Flight volumes among the world’s largest airlines show a stark divide this month:
| Carrier | Capacity Trend (YoY) | Primary Driver |
| Cathay Pacific | +15.3% (ASKs) | European/US expansion & longer routings |
| LATAM Group | +6.6% (Flights) | Strong regional demand |
| Singapore Airlines | +4.3% (ASKs) | Steady international recovery |
| British Airways | -1.2% (Freq) | Marginal frequency reduction |
| Qantas | -5.1% (Freq) | Strategic capacity adjustment |
| Air Canada | -7.8% (Freq) | Significant frequency reduction |
The ongoing conflict in the Middle East continues to exert pressure on the industry. The impact is most visible in Available Seat Kilometers (ASKs), with Emirates seeing a 40% decline and Qatar Airways a 31% decline year-on-year.
Furthermore, OAG notes that current schedule data for Middle Eastern carriers—including Etihad—reflects plans filed prior to recent regional shifts and remains highly subject to change.
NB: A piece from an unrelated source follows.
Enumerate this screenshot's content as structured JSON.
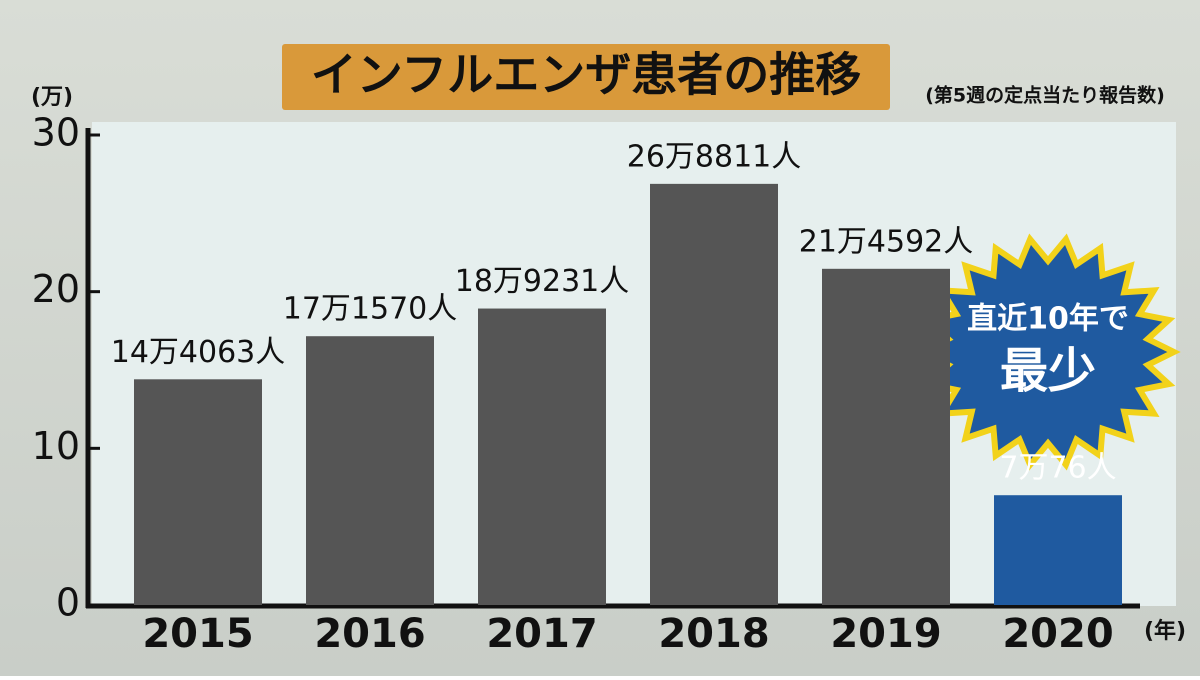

Similarly, Cathay Pacific’s 15.3% ASK increase is partially attributed to the necessity of longer flight paths to avoid restricted airspace, highlighting the operational costs of geopolitical instability.
“While we are seeing a record-setting number of seats in the sky this April, the cooling of the growth rate to 1% is a clear signal of the headwinds facing the industry,” said an OAG spokesperson. “Growth is no longer uniform; it is now defined by domestic strength in markets like China and India, contrasted against the logistical and geopolitical hurdles currently facing Middle Eastern and European hubs.”